Fig. 3: Example studies on twisted bilayer graphene (TBG). | Nature Communications

Fig. 3: Example studies on twisted bilayer graphene (TBG).

From: A deep equivariant neural network approach for efficient hybrid density functional calculations

Fig. 3

a Schematic workflow of the DeepH-hybrid method, which applies deep neural networks to learn from training datasets of non-twisted bilayer graphene and then generalizes to study TBG systems with varying twist angle θ. b–d Band structures of b (2, 1) TBG (θ ≈ 21.79°, 28 atoms/cell), c (3, 2) TBG (θ ≈ 13.17°, 76 atoms/cell), and d (17, 16) TBG (θ ≈ 2.00°, 3,268 atoms/cell) computed by hybrid density functional theory (DFT-hybrid) and DeepH-hybrid. e Computation time for predicting hybrid-functional Hamiltonians of TBGs by DFT-hybrid using linear-scaling algorithms versus by DeepH-hybrid using neural-network inference.
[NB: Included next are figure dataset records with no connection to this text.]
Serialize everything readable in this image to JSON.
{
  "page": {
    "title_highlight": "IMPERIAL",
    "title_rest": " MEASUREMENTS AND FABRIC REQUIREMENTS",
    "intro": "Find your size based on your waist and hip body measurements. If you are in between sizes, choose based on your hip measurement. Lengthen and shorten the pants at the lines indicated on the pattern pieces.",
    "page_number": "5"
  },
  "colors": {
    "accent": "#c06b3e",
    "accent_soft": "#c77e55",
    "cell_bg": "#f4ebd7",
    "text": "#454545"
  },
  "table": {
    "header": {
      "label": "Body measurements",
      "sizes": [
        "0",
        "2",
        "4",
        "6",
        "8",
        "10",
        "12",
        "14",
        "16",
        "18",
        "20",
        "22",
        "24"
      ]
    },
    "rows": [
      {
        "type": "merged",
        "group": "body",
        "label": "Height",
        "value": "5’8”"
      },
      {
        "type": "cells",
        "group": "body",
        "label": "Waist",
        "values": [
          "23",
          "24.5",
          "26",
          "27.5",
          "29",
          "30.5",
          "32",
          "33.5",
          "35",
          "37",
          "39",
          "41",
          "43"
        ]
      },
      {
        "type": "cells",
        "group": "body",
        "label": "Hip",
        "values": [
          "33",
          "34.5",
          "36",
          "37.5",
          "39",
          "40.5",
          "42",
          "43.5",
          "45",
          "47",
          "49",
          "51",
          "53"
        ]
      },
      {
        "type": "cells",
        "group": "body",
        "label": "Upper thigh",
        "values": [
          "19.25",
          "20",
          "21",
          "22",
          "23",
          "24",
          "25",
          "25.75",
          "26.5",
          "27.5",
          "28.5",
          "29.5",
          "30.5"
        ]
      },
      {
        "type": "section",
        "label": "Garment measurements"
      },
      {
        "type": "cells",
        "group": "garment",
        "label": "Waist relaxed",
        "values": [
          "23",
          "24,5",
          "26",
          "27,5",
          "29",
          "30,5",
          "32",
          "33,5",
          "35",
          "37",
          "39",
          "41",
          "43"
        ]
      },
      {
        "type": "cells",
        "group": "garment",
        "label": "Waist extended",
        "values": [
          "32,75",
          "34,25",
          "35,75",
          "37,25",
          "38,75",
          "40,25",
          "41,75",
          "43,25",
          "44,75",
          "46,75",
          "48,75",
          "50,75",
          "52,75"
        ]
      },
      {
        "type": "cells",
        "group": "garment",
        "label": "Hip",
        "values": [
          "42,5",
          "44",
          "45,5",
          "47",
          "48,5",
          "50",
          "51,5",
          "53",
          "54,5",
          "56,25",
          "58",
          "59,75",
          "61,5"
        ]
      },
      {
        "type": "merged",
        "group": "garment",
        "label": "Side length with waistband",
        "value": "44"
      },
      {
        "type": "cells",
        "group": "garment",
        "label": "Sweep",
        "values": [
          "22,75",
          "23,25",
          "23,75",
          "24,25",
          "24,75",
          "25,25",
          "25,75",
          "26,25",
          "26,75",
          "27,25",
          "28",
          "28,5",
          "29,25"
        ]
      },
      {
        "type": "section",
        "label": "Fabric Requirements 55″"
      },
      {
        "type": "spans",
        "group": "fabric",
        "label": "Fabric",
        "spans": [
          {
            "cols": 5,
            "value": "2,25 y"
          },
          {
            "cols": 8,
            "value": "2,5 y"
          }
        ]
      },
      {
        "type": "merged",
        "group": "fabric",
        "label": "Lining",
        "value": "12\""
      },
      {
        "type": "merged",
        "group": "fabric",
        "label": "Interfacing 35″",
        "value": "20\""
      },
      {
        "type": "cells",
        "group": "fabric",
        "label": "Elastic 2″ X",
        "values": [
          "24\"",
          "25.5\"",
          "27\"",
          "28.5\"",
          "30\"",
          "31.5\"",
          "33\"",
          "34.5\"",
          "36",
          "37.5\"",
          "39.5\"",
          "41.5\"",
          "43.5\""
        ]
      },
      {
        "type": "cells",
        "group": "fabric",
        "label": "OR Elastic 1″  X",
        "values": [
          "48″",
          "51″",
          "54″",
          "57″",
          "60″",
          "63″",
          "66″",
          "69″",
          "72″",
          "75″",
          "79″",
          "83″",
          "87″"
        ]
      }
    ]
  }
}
The dashed black line represents the time cost trend as a function of system size for an algorithm with O(N) scaling. f Top-view atomic structure of magic-angle TBG (θ ≈ 1.08°, 11,164 atoms/cell). The Moiré supercell is highlighted by a red dashed frame. g,h Band structures of magic-angle TBG computed by g DeepH-PBE and h DeepH-hybrid. DeepH-PBE denotes the deep-learning DFT Hamiltonian of the PBE functional. The relaxed atomic structure of magic-angle TBG adapted from ref. 63 is used. The results of DeepH-PBE are adapted from ref. 28. Source data are provided as a Source Data file.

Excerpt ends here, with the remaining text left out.